Florida seems to have found its footing after an awful opener against Miami of Ohio and skittish performances against South Florida and Tennessee. The Gators' trip to Tuscaloosa on Saturday should bring us up to date on Florida's progress.
Kansas State's opening victory against UCLA suddenly seems more impressive than it was at the time. Wisconsin, which struggled at home against San Jose State and Arizona State, is getting way more love in the polls than it has earned. Michigan started 4-0 last year, too, and finished 5-7. USC is off to the most predicable 4-0 start in school history and now faces the least predictable remaining nine games.
Nebraska's really big win at Washington (56-21) was countered by its really tiny home win against South Dakota State (17-3).
Impressed/not yet convinced
Oklahoma, Utah, Auburn, Arizona, Nevada, Michigan State, North Carolina State, Louisiana State.
Oklahoma is undefeated despite being outscored in the fourth quarter, while Utah hasn't been tested since escaping the overtime opener against Pittsburgh. Auburn could have/should have lost at home to Clemson but rebounded impressively against South Carolina. Arizona showed moxie in last drives to beat Iowa and California, but tough Pac-10 work is still to come.
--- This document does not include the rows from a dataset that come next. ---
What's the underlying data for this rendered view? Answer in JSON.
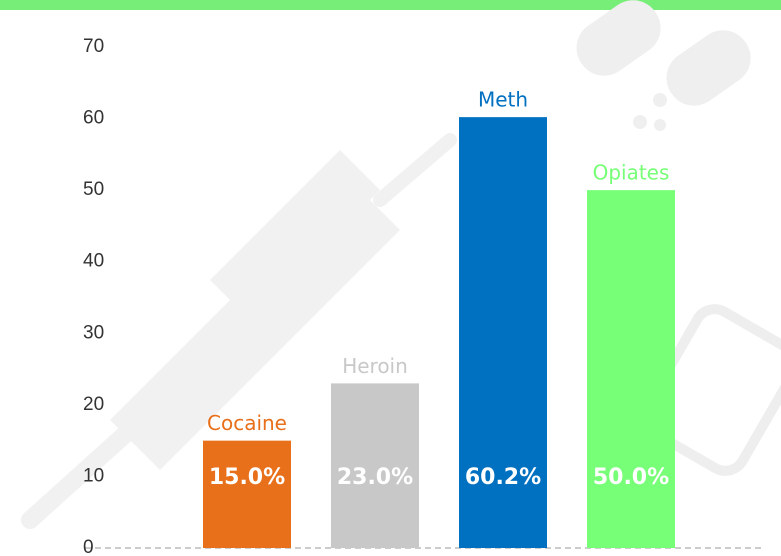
{
  "chart_data": {
    "type": "bar",
    "categories": [
      "Cocaine",
      "Heroin",
      "Meth",
      "Opiates"
    ],
    "values": [
      15,
      23,
      60.2,
      50
    ],
    "value_labels": [
      "15.0%",
      "23.0%",
      "60.2%",
      "50.0%"
    ],
    "colors": [
      "#e8701a",
      "#c8c8c8",
      "#0070c0",
      "#77ff77"
    ],
    "ylim": [
      0,
      70
    ],
    "yticks": [
      0,
      10,
      20,
      30,
      40,
      50,
      60,
      70
    ],
    "grid": false
  }
}
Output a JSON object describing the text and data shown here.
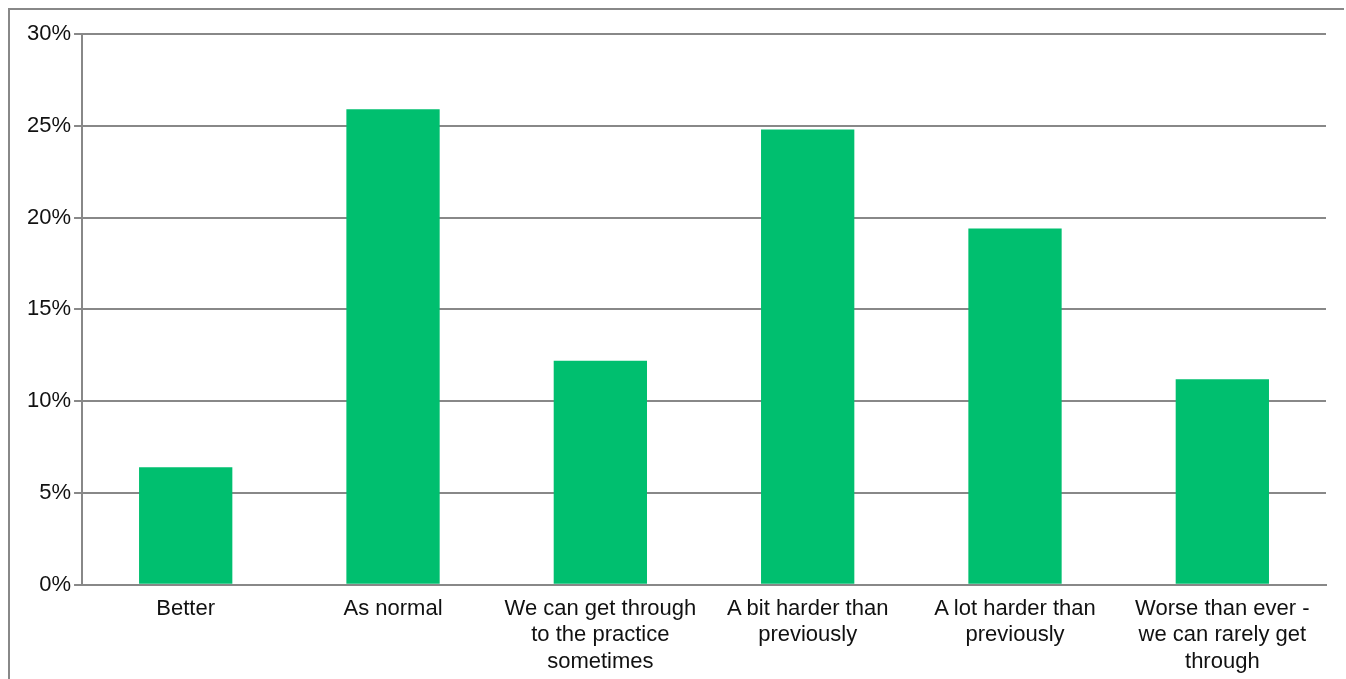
{
  "chart_data": {
    "type": "bar",
    "categories": [
      "Better",
      "As normal",
      "We can get through to the practice sometimes",
      "A bit harder than previously",
      "A lot harder than previously",
      "Worse than ever - we can rarely get through"
    ],
    "values": [
      6.4,
      25.9,
      12.2,
      24.8,
      19.4,
      11.2
    ],
    "color": "#00bf6f",
    "ylim": [
      0,
      30
    ],
    "yticks": [
      {
        "value": 0,
        "label": "0%"
      },
      {
        "value": 5,
        "label": "5%"
      },
      {
        "value": 10,
        "label": "10%"
      },
      {
        "value": 15,
        "label": "15%"
      },
      {
        "value": 20,
        "label": "20%"
      },
      {
        "value": 25,
        "label": "25%"
      },
      {
        "value": 30,
        "label": "30%"
      }
    ],
    "grid": "y",
    "legend": false
  }
}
Nevada is ranked for the first time since 1948 but can't be trusted. Michigan State needed a trick play at home to outlast mediocre Notre Dame.
North Carolina State, led by marvelous quarterback Russell Wilson, could be the best team in the Atlantic Coast, but what does that mean? And LSU has this funny habit (2003, 2007) of sneaking up on people to win national titles.
The whole 10 yards
Alabama, Boise State, Oregon, Stanford, Texas Christian, Ohio State.
Alabama escaped at Arkansas and is only going to get better as the season and the defense progresses, so Florida (this week) or South Carolina (next week) had better take their best shots. Boise State has proved, without doubt, it belongs in this group, although the Broncos' next big test probably won't come until a late-November trip to Nevada. The winner of Stanford at Oregon on Saturday becomes the Pac-10 team to beat, although it's hard to see how the champion gets out without a loss or two. TCU is well-positioned in the top five, but needs a Boise State bobble to become this year's gate-crasher. Ohio State can't play every game at home this year (only eight), so its fate will likely be decided by trips to Wisconsin (Oct. 16) and Iowa (Nov. 20).